The following essay by Seneca III is the first of two installments on the political fortunes of Prime Minister BoJo during the coronavirus crisis in the UK.
Covid in a Time of Turmoil
by Seneca III
Part I — BoJo, dithering, the Classics and the people.
Alexander Boris de Pfeffel Johnson, Hon FRIBA, is, as we all are, a product of his time and place, and in his case a time and place of wealth and privilege. This, however, is not necessarily a detrimental factor in the genesis of a British Prime Minister; Churchill was very much of the same mould and class, and when the time came to step up to the plate he did so despite his prior mistakes. Many of Churchill’s predecessors in political office and down his family line did the same. On the family side Marlborough was a prime example, and Winston’s model and hero.
On Johnson’s family side I can find nothing of note on the political front, so one has to look back to those two political and mutually antagonistic giants of the political scene during the Victorian Era — Gladstone and Disraeli (Churchill was born during the late lifetime of both of them, which may well have left some impressions on him during his early education.)
Gladstone was a Liberal, and Disraeli a Conservative Social Reformer who brought in ‘The Public Health Act of 1875’ creating a public health authority in every area. They were in essence two sides of the same coin who spent their lives back to back without ever joining in common cause.
Many of Johnson’s compatriots at Oxford and in the Bullingdon Club were reading PPE (Politics, Philosophy & Economics) so it is unlikely that Gladstone and Disraeli to were totally unknown to him. Furthermore, David Cameron was also educated at Eton and at Brasenose College, Oxford, as was George Osborne at Magdalen College, Oxford, where he read Modern History. All of them were political animals and debaters, and Johnson was deep in with this ‘in group’.
Consequently, I can’t help thinking that Boris may be a confused amalgam of both Gladstone and Disraeli, a muddle of their inclinations and character traits. As a result his known social reformation instincts are so often at odds with his wishy-washy Liberalism that they result in his dithering and prolonged periods of indecision before taking definitive action, particularly when faced with an unforeseen dilemma of the epic proportions that is his lot today.

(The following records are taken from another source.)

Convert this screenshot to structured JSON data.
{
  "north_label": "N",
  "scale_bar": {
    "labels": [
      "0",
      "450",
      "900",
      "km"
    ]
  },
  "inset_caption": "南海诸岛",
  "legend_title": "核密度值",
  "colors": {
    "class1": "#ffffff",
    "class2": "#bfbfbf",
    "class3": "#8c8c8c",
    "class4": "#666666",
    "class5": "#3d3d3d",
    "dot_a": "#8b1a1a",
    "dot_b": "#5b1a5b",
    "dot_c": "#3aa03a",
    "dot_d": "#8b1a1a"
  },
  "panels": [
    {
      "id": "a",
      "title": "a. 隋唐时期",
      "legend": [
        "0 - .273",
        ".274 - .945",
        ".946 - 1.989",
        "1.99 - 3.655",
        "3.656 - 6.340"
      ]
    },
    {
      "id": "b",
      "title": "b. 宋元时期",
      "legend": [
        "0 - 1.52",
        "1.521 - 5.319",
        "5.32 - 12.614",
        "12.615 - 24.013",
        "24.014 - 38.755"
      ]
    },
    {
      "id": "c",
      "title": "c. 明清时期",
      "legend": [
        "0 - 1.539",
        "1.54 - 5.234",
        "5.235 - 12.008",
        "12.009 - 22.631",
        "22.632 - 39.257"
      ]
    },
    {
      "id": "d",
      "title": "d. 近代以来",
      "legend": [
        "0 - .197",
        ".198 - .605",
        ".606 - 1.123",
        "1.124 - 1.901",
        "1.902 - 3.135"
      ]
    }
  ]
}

Nevertheless, it must have been obvious to him that John Major, Tony Blair, Gordon Brown, David Cameron and Theresa May had left one almighty mess to be sorted out even prior to Covid, but he chose to take on the job anyway, possibly consumed by hubris. Indeed he fought hard for it, so it is worth having a further look at his public persona and presentation and his consummate, driving ambition in order to determine whether we can find any indicators as to why at first he reacted to this his first real challenge in the way that he did… slowly, with trepidation hidden beneath layers of homely bravura, bonhomie and buck-passing to medical scientists, at least one of whom is known to have been seriously flawed in his previous analyses and consequent recommendations, particularly in the case of the BSE epidemic.
Johnson was born in New York City to upper-middle-class English parents and educated at Eton College. He read Classics at Balliol College, Oxford, where he was elected President of the Oxford Union in 1986. There, as previously mentioned, he was also a member of the infamous Bullingdon Club alongside a young Cameron and the later Chancellor Osborne, the former who preceded him into Downing Street prior to Treason May.